Hkakabo-Razi lured and inspired the plant hunters, naturalists, conservationists, artists and poets with its subline mystic natural beauty, leaving behind scripts, poems and botanical nomenclature.
The radiating colourful blooming flowers amid the melting snow offer the breath taking view and charm the visitors with fascination. It is a sylvan heaven of flora and a unique natural feature. It will surely occupy a very special place in the hearts of the nature loving tourism. The natural beauty and grandeur of the Hkakabo-Razi will engender the mountain climbers and ecological minded tourists with wonder.

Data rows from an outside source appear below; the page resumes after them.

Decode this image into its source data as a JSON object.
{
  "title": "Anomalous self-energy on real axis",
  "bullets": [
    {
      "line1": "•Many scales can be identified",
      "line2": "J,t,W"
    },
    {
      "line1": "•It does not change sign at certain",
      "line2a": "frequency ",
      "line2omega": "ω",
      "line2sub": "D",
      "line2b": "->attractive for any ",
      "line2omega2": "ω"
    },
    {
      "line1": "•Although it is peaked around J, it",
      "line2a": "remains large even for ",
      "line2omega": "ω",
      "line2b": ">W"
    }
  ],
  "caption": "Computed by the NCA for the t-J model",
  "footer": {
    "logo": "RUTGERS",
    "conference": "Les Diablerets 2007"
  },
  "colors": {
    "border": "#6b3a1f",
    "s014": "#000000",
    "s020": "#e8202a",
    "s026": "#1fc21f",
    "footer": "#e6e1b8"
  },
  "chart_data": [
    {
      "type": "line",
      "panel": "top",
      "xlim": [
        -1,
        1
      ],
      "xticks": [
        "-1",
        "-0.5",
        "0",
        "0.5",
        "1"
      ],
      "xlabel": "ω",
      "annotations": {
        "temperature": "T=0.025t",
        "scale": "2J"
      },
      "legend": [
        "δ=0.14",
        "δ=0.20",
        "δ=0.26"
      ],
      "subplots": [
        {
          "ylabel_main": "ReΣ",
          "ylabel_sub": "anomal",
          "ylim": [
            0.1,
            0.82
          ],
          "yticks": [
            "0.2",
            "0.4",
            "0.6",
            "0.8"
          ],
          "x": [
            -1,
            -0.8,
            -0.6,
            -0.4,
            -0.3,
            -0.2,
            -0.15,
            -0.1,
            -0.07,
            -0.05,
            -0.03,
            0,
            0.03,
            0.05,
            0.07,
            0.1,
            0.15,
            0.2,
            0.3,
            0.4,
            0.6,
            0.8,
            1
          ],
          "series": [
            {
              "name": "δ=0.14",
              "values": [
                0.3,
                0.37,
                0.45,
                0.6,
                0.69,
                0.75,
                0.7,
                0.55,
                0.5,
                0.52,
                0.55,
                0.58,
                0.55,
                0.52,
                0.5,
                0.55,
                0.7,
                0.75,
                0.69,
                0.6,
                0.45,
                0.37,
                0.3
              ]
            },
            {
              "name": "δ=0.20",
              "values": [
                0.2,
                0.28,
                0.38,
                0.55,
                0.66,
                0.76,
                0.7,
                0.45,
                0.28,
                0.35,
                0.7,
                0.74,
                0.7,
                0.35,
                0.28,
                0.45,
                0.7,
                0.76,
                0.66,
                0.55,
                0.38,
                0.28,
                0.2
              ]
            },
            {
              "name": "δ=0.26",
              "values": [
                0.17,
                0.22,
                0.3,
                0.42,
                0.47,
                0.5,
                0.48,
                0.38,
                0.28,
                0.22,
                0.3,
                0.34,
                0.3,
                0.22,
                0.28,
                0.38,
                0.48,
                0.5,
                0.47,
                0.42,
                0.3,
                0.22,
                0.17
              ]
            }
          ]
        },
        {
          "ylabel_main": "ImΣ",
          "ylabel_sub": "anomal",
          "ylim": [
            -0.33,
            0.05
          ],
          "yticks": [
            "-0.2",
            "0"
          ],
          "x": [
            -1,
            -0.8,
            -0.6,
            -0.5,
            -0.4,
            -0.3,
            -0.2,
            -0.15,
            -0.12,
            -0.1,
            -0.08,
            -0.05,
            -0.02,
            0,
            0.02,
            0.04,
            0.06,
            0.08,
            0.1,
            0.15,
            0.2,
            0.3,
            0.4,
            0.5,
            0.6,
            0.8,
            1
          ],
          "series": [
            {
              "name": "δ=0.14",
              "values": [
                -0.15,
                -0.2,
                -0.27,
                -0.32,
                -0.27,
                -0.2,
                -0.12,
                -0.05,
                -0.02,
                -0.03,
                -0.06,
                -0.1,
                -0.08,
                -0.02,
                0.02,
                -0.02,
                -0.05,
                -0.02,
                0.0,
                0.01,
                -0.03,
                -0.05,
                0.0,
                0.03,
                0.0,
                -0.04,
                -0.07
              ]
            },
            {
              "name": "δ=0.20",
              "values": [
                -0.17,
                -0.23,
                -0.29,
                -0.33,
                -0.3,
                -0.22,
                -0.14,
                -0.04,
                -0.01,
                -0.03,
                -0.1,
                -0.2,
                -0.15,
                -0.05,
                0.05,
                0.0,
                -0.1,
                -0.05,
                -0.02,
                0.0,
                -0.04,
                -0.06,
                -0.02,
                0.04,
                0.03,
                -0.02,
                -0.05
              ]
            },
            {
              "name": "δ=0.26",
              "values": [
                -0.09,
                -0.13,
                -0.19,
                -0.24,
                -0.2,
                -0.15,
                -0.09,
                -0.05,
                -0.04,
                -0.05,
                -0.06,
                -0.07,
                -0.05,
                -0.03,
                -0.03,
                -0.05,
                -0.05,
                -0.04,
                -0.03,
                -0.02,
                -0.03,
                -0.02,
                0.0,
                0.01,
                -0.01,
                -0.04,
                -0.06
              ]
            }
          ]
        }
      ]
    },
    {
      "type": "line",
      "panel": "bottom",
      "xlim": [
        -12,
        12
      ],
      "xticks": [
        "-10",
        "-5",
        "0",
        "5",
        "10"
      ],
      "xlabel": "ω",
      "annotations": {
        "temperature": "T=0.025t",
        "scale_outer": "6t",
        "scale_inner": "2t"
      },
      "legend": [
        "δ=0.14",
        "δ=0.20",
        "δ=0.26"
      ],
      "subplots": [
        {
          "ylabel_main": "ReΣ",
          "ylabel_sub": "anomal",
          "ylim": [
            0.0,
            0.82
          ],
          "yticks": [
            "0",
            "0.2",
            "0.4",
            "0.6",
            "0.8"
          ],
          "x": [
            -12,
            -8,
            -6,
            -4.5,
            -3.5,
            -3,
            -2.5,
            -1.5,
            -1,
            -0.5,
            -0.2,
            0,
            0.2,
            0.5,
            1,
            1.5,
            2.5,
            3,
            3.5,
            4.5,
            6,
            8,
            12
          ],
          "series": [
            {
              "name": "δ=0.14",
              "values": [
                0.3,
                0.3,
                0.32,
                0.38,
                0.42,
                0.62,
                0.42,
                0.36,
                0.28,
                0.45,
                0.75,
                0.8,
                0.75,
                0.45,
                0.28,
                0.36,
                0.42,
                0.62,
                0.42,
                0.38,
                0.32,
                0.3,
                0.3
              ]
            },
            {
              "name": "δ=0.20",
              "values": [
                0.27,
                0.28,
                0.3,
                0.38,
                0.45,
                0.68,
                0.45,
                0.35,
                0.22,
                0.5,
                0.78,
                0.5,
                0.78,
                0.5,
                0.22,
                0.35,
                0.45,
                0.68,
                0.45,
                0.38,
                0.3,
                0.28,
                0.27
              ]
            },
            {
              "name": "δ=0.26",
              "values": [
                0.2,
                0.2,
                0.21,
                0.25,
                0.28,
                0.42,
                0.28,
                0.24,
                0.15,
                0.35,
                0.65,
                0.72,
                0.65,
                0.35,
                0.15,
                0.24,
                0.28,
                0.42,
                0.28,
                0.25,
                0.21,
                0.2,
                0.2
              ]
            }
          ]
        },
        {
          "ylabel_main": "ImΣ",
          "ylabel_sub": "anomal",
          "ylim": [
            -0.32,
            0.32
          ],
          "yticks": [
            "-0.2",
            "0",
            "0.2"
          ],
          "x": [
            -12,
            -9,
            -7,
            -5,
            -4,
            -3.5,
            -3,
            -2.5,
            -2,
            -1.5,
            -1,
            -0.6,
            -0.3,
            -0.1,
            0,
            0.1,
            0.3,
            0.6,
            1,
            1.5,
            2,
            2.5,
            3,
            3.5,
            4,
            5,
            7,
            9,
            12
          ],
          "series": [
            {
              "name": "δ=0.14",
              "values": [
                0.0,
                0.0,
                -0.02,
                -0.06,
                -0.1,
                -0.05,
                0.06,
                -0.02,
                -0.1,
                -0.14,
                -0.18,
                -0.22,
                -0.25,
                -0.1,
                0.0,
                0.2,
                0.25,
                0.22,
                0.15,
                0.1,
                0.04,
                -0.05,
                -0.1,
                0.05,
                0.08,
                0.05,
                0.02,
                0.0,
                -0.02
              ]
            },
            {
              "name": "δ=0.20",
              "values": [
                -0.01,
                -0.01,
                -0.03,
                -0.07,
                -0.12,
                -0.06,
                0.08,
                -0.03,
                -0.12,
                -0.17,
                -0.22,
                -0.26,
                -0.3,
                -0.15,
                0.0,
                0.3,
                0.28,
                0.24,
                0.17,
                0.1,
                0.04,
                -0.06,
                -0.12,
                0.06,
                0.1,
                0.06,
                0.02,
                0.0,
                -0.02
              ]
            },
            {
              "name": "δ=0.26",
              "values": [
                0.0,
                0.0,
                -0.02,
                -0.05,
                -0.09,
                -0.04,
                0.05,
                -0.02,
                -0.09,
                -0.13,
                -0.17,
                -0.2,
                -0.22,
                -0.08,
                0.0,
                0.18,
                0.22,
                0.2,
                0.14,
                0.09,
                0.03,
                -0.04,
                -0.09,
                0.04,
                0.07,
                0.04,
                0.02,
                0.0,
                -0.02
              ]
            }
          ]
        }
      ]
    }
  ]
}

Hkakabo-Razi is the unique wonder and it will become a major attraction of nature-based tourism in the near future, as the environment is closely interweaved with human way of life. Important natural resources like Hkakabo-Razi contribute the happiness and well-being of mankind, particularly considering the unspoilt naturalness of the biogeographic features of the northern frontier of Myanmar.

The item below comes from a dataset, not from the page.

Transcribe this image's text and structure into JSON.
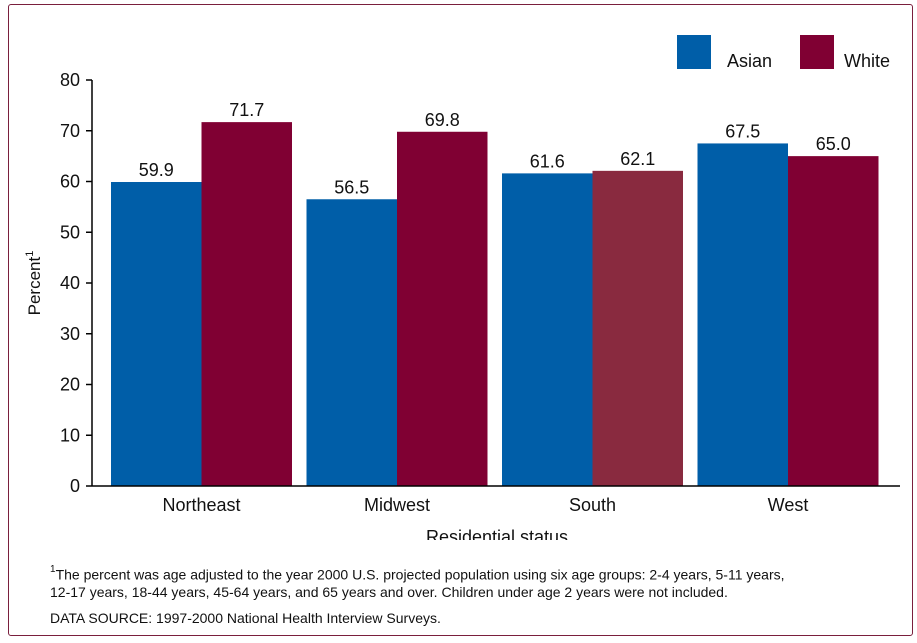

Forest Department under the Ministry of Forestry is on the way to inventory the flora and fauna for the establishment of a Nature reserve or a National Park to represent the Indo-Chinese bio-region and the Malaya-Realm, since Myanmar possesses the best opportunity in the region for developing a truly representative protected area systems. Snow capped Hkakabo-Razi, accentuated amid the lush and verdant mountainous country, offers the unparalleled opportunity for the preservation of invaluable national heritage and natural beauty of Ayeyawady.
Today, the needs for protection of the natural world and the establishment of friendly relations among neighbouring countries are called for the formation of Transfrontier Reserves to support the regional environmental cooperation with the purposes of conserving biodiversity and of building confidence between the countries straddling one or more national boundaries. In other words, Transfrontier Reserve being addressed here is aimed to be jointly administered, demilitarized and fully protected, extending over the buffer zone of the interstate boundaries. It would, then, assure the environmental security and social security with its political, economic and ethical elements.
In the joint efforts to form Transfrontier Reserve, Hkakabo-Razi with its unique biogeographic features at northern Myanmar, will contribute the achievement of environmentally sound and equitable/sustainable development of Ayeyawady landscape for present and future generations of neighbouring countries at both their local and national levels. It would strengthen confidence, friendship, and cooperation among contiguous countries. Indigenous folora and fauna would be subsequently guarded,
thereby contributing to the protection of global biodiversity.
(The author is a retired Deputy Diretor General of the Forest Department and former Director of Wildlife and Sanctuaries Division.)